We left off the story with a look at Karl's life, up in the camp where he is working in the mountains. We continue now with Karl....
He stretched tiredly and hooked his left arm under his head, as he gazed at the rafters above his cot. The dim light of his coal oil lantern outlined the wooden beams and the glow from the lamp hit upon all the cobwebs that hung suspended from the ceiling. He sighed and rolled to his side and reached beneath his cot to retrieve his box of personal effects. He dug beneath his clothing until his hand found what it had been searching for. Returning to his back he reached over again to turn up the lamp, and then settled down to re-read the letters he had received from home.
The first one he chose tonight, as he had every night since he had received it, was Emilie’s. Just imagine, he thought to himself; Emilie was learning to read and write English! He read her short sweet note to him, and smiled warmly, as he imagined her struggling with her newly- learned language. “Come home soon”, she had written. Did that mean that she wanted him home because she had missed him as much as he had missed her, or was it only an expression, politely given when she could think of nothing else to say? Oh, how he wished he knew for certain!
He fingered the paper and held it to his nose, hoping to catch the essence that was all her own, but the paper smelled the same as everything else in this camp – of wood and stale cigarette smoke, and unclean male bodies.
He carefully laid her note aside, and picked up the most recent letter that he had received from George. Dated two weeks earlier, it had arrived only yesterday, and already Karl had read and re-read it so many times that he could have recited it almost word for word, if asked to do so.
I hope you are having a good winter up there in the mountains. We sure are having a hard time here. So much snow and cold. The family are all fine. The children are all are behaving fine, except Raymond and Richard sometimes can be a handful for Emilie. We ran out of potatoes three weeks ago, so some people have been sharing their supplies with us to help get us through the winter.
Karl raised his eyes from the letter and cursed himself for the hundredth time since first receiving the letter. How could he have left his family without enough food to sustain them through the winter? What kind of a provider was that? His eyes lowered to the page once more.
Emilie has made the acquaintance with two German men who have recently moved into the area. One of them, his name is Joseph, is real sweet on her. He brings presents for us all, but mostly for her, I think. Joseph and his brother, Will, come by almost everyday to help us out, and Emilie is very happy about that!
Again his eyes lifted from the page, but this time they closed in anguish. Sweet on her!
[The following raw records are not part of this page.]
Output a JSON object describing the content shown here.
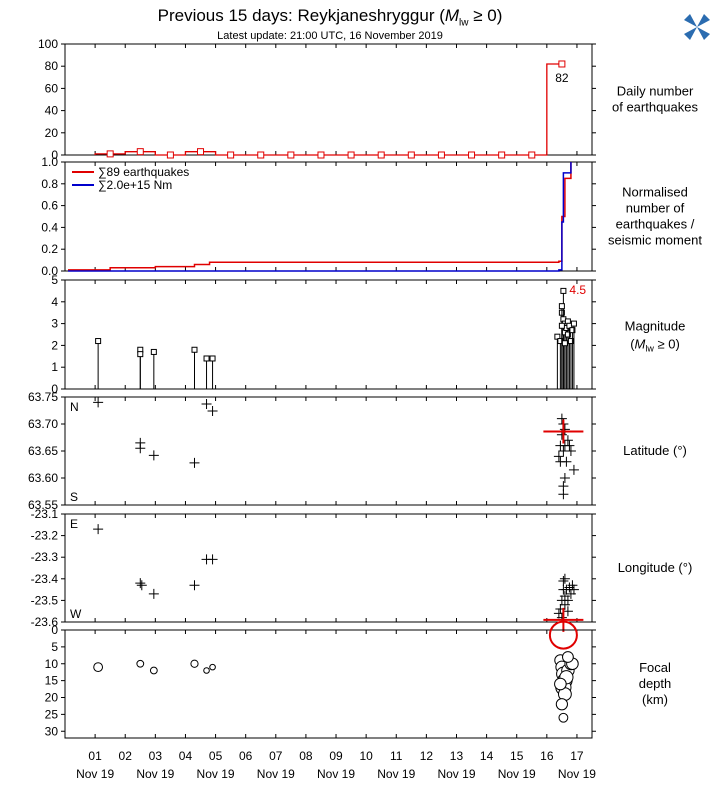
{
  "header": {
    "title_prefix": "Previous 15 days: Reykjaneshryggur (",
    "title_var": "M",
    "title_sub": "lw",
    "title_suffix": " ≥ 0)",
    "subtitle": "Latest update: 21:00 UTC, 16 November 2019"
  },
  "colors": {
    "count": "#e00000",
    "moment": "#0000cc",
    "marker": "#000000",
    "highlight": "#e00000",
    "logo": "#2b6cb0"
  },
  "chart_data": {
    "type": "multi-panel time series",
    "x_axis": {
      "range": [
        "2019-11-00",
        "2019-11-17.5"
      ],
      "ticks": [
        "01",
        "02",
        "03",
        "04",
        "05",
        "06",
        "07",
        "08",
        "09",
        "10",
        "11",
        "12",
        "13",
        "14",
        "15",
        "16",
        "17"
      ],
      "tick_sublabel": "Nov 19",
      "sublabel_every": 2
    },
    "panels": [
      {
        "id": "daily",
        "label_lines": [
          "Daily number",
          "of earthquakes"
        ],
        "ylim": [
          0,
          100
        ],
        "yticks": [
          0,
          20,
          40,
          60,
          80,
          100
        ],
        "days": [
          1,
          2,
          3,
          4,
          5,
          6,
          7,
          8,
          9,
          10,
          11,
          12,
          13,
          14,
          15,
          16
        ],
        "counts": [
          1,
          3,
          0,
          3,
          0,
          0,
          0,
          0,
          0,
          0,
          0,
          0,
          0,
          0,
          0,
          82
        ],
        "peak_label": "82"
      },
      {
        "id": "cumulative",
        "label_lines": [
          "Normalised",
          "number of",
          "earthquakes /",
          "seismic moment"
        ],
        "ylim": [
          0,
          1
        ],
        "yticks": [
          "0.0",
          "0.2",
          "0.4",
          "0.6",
          "0.8",
          "1.0"
        ],
        "legend": [
          {
            "sym": "∑",
            "text": "89 earthquakes"
          },
          {
            "sym": "∑",
            "text": "2.0e+15 Nm"
          }
        ],
        "count_steps": [
          [
            0.1,
            0.01
          ],
          [
            1.5,
            0.03
          ],
          [
            3.0,
            0.04
          ],
          [
            4.3,
            0.06
          ],
          [
            4.8,
            0.08
          ],
          [
            16.4,
            0.09
          ],
          [
            16.5,
            0.5
          ],
          [
            16.6,
            0.85
          ],
          [
            16.8,
            1.0
          ]
        ],
        "moment_steps": [
          [
            0.1,
            0.0
          ],
          [
            16.4,
            0.01
          ],
          [
            16.5,
            0.45
          ],
          [
            16.55,
            0.9
          ],
          [
            16.8,
            1.0
          ]
        ]
      },
      {
        "id": "magnitude",
        "label_lines": [
          "Magnitude",
          "(M",
          "lw",
          " ≥ 0)"
        ],
        "ylim": [
          0,
          5
        ],
        "yticks": [
          0,
          1,
          2,
          3,
          4,
          5
        ],
        "points": [
          [
            1.1,
            2.2
          ],
          [
            2.5,
            1.8
          ],
          [
            2.5,
            1.6
          ],
          [
            2.95,
            1.7
          ],
          [
            4.3,
            1.8
          ],
          [
            4.7,
            1.4
          ],
          [
            4.9,
            1.4
          ],
          [
            16.35,
            2.4
          ],
          [
            16.45,
            2.2
          ],
          [
            16.5,
            3.5
          ],
          [
            16.55,
            4.5
          ],
          [
            16.5,
            3.8
          ],
          [
            16.55,
            3.2
          ],
          [
            16.6,
            3.0
          ],
          [
            16.6,
            2.6
          ],
          [
            16.65,
            2.8
          ],
          [
            16.7,
            3.1
          ],
          [
            16.7,
            2.5
          ],
          [
            16.75,
            2.9
          ],
          [
            16.8,
            2.2
          ],
          [
            16.85,
            2.7
          ],
          [
            16.9,
            3.0
          ],
          [
            16.6,
            2.1
          ],
          [
            16.5,
            2.9
          ]
        ],
        "max_label": "4.5"
      },
      {
        "id": "latitude",
        "label_lines": [
          "Latitude (°)"
        ],
        "ylim": [
          63.55,
          63.75
        ],
        "yticks": [
          "63.55",
          "63.60",
          "63.65",
          "63.70",
          "63.75"
        ],
        "top_mark": "N",
        "bottom_mark": "S",
        "points": [
          [
            1.1,
            63.74
          ],
          [
            2.5,
            63.665
          ],
          [
            2.5,
            63.655
          ],
          [
            2.95,
            63.642
          ],
          [
            4.3,
            63.628
          ],
          [
            4.7,
            63.737
          ],
          [
            4.9,
            63.724
          ],
          [
            16.4,
            63.64
          ],
          [
            16.45,
            63.66
          ],
          [
            16.5,
            63.68
          ],
          [
            16.55,
            63.7
          ],
          [
            16.5,
            63.71
          ],
          [
            16.55,
            63.65
          ],
          [
            16.6,
            63.66
          ],
          [
            16.6,
            63.6
          ],
          [
            16.55,
            63.585
          ],
          [
            16.55,
            63.57
          ],
          [
            16.65,
            63.63
          ],
          [
            16.7,
            63.67
          ],
          [
            16.75,
            63.66
          ],
          [
            16.8,
            63.65
          ],
          [
            16.9,
            63.615
          ],
          [
            16.6,
            63.69
          ],
          [
            16.45,
            63.63
          ]
        ],
        "highlight": [
          16.55,
          63.686
        ]
      },
      {
        "id": "longitude",
        "label_lines": [
          "Longitude (°)"
        ],
        "ylim": [
          -23.6,
          -23.1
        ],
        "yticks": [
          "-23.6",
          "-23.5",
          "-23.4",
          "-23.3",
          "-23.2",
          "-23.1"
        ],
        "top_mark": "E",
        "bottom_mark": "W",
        "points": [
          [
            1.1,
            -23.17
          ],
          [
            2.5,
            -23.42
          ],
          [
            2.55,
            -23.43
          ],
          [
            2.95,
            -23.47
          ],
          [
            4.3,
            -23.43
          ],
          [
            4.7,
            -23.31
          ],
          [
            4.9,
            -23.31
          ],
          [
            16.4,
            -23.56
          ],
          [
            16.45,
            -23.54
          ],
          [
            16.5,
            -23.5
          ],
          [
            16.55,
            -23.45
          ],
          [
            16.55,
            -23.41
          ],
          [
            16.6,
            -23.48
          ],
          [
            16.6,
            -23.52
          ],
          [
            16.65,
            -23.45
          ],
          [
            16.7,
            -23.5
          ],
          [
            16.75,
            -23.44
          ],
          [
            16.8,
            -23.47
          ],
          [
            16.85,
            -23.43
          ],
          [
            16.9,
            -23.45
          ],
          [
            16.5,
            -23.58
          ],
          [
            16.6,
            -23.4
          ],
          [
            16.7,
            -23.55
          ]
        ],
        "highlight": [
          16.55,
          -23.59
        ]
      },
      {
        "id": "depth",
        "label_lines": [
          "Focal",
          "depth",
          "(km)"
        ],
        "ylim": [
          0,
          32
        ],
        "yticks": [
          0,
          5,
          10,
          15,
          20,
          25,
          30
        ],
        "points": [
          [
            1.1,
            11,
            2.2
          ],
          [
            2.5,
            10,
            1.7
          ],
          [
            2.95,
            12,
            1.7
          ],
          [
            4.3,
            10,
            1.8
          ],
          [
            4.7,
            12,
            1.4
          ],
          [
            4.9,
            11,
            1.4
          ],
          [
            16.45,
            9,
            2.8
          ],
          [
            16.5,
            11,
            3.0
          ],
          [
            16.55,
            13,
            3.4
          ],
          [
            16.6,
            15,
            3.6
          ],
          [
            16.55,
            17,
            3.8
          ],
          [
            16.6,
            19,
            3.2
          ],
          [
            16.5,
            22,
            2.8
          ],
          [
            16.55,
            26,
            2.2
          ],
          [
            16.7,
            12,
            3.1
          ],
          [
            16.8,
            10,
            3.0
          ],
          [
            16.85,
            10,
            2.9
          ],
          [
            16.65,
            14,
            3.3
          ],
          [
            16.7,
            8,
            2.7
          ],
          [
            16.45,
            16,
            2.9
          ]
        ],
        "highlight": [
          16.55,
          1.5,
          4.5
        ]
      }
    ]
  }
}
He said this man Joseph was sweet on Emilie. Was she sweet on him too? Was he going to return home too late to stop a romance that would take Emilie away from him and his children forever?
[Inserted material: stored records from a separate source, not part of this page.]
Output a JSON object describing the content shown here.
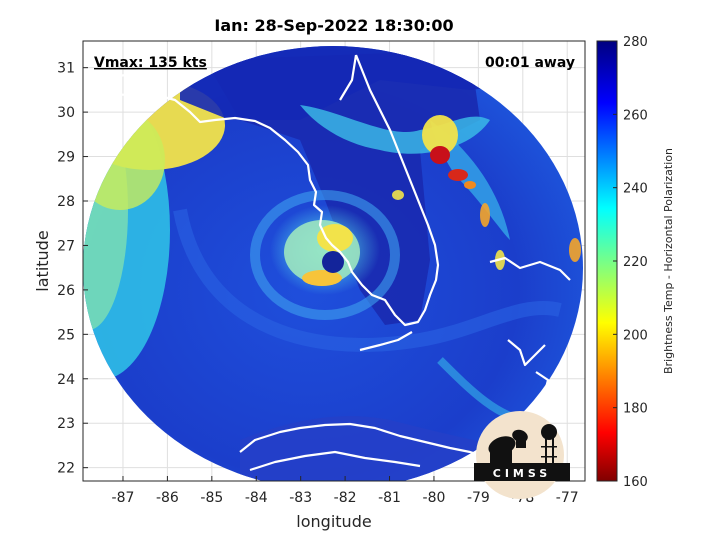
{
  "title": "Ian: 28-Sep-2022 18:30:00",
  "annotations": {
    "vmax": "Vmax: 135 kts",
    "away": "00:01 away"
  },
  "axes": {
    "xlabel": "longitude",
    "ylabel": "latitude",
    "xlim": [
      -87.9,
      -76.6
    ],
    "ylim": [
      21.7,
      31.6
    ],
    "xticks": [
      "-87",
      "-86",
      "-85",
      "-84",
      "-83",
      "-82",
      "-81",
      "-80",
      "-79",
      "-78",
      "-77"
    ],
    "yticks": [
      "22",
      "23",
      "24",
      "25",
      "26",
      "27",
      "28",
      "29",
      "30",
      "31"
    ],
    "grid": true
  },
  "colorbar": {
    "label": "Brightness Temp - Horizontal Polarization",
    "range": [
      160,
      280
    ],
    "ticks": [
      "160",
      "180",
      "200",
      "220",
      "240",
      "260",
      "280"
    ],
    "colormap": "jet"
  },
  "logo": {
    "text": "CIMSS"
  },
  "colors": {
    "deep_blue": "#1a2fb8",
    "mid_blue": "#1f63e6",
    "cyan": "#3fd6f0",
    "yellow": "#f5e64a",
    "red": "#c8101a",
    "coast": "#ffffff"
  }
}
I went to see my father in the hospital after Christmas. Frederich took me and my younger brothers. Dad has not changed, and still looks the same. He did not seem to know us, and he got violent with the nurses while we were there. I don’t think he will be coming home soon, if ever, so I have decided that once spring is come, I will work my father’s land, and plant his crop. I asked Frederich if he could help me, and he told me that he would. Could I use that new tractor that you are planning to buy with the money you made up there? Like you said, we can get a lot more crops in this year because of the tractor.
Karl closed his eyes once more, and wondered, not for the first time what was to become of Charles Bell’s children. He supposed he could keep the ones that were living in his house now, but if he couldn’t grow enough potatoes to feed his small family, how in God’s name was he to feed the much larger brood that he had suddenly inherited!
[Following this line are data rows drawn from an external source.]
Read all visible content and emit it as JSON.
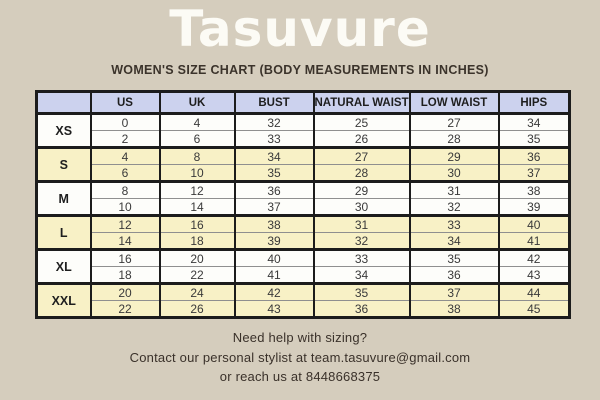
{
  "page": {
    "background_color": "#d5cdbd",
    "title": "Tasuvure",
    "subtitle": "WOMEN'S SIZE CHART (BODY MEASUREMENTS IN INCHES)"
  },
  "size_chart": {
    "columns": [
      "",
      "US",
      "UK",
      "BUST",
      "NATURAL WAIST",
      "LOW WAIST",
      "HIPS"
    ],
    "colors": {
      "header_bg": "#ccd2ee",
      "shaded_row_bg": "#f8f1c6",
      "plain_row_bg": "#fdfdfa",
      "border": "#1c1c1c"
    },
    "groups": [
      {
        "size": "XS",
        "shaded": false,
        "rows": [
          [
            0,
            4,
            32,
            25,
            27,
            34
          ],
          [
            2,
            6,
            33,
            26,
            28,
            35
          ]
        ]
      },
      {
        "size": "S",
        "shaded": true,
        "rows": [
          [
            4,
            8,
            34,
            27,
            29,
            36
          ],
          [
            6,
            10,
            35,
            28,
            30,
            37
          ]
        ]
      },
      {
        "size": "M",
        "shaded": false,
        "rows": [
          [
            8,
            12,
            36,
            29,
            31,
            38
          ],
          [
            10,
            14,
            37,
            30,
            32,
            39
          ]
        ]
      },
      {
        "size": "L",
        "shaded": true,
        "rows": [
          [
            12,
            16,
            38,
            31,
            33,
            40
          ],
          [
            14,
            18,
            39,
            32,
            34,
            41
          ]
        ]
      },
      {
        "size": "XL",
        "shaded": false,
        "rows": [
          [
            16,
            20,
            40,
            33,
            35,
            42
          ],
          [
            18,
            22,
            41,
            34,
            36,
            43
          ]
        ]
      },
      {
        "size": "XXL",
        "shaded": true,
        "rows": [
          [
            20,
            24,
            42,
            35,
            37,
            44
          ],
          [
            22,
            26,
            43,
            36,
            38,
            45
          ]
        ]
      }
    ]
  },
  "footer": {
    "line1": "Need help with sizing?",
    "line2": "Contact our personal stylist at team.tasuvure@gmail.com",
    "line3": "or reach us at 8448668375"
  }
}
Well Karl, I look forward to your return home. It will be good to have you back here where you are really needed and missed.
Good kid, that George Bell. He was glad that George was there keeping an eye on things for him, but suddenly he felt an urgent need to return to his home and his family. He folded his correspondence slowly, and tucked the letters into his shirt pocket. He had planned on staying two more weeks, but he had a feeling that come morning, he would be packing his belongings and heading his team home.
He reached over, cupped the chimney of the lantern and blew hard. Still his eyes sought the rafters above, and then with a deep sigh, he turned on to his side and fell into a troubled sleep.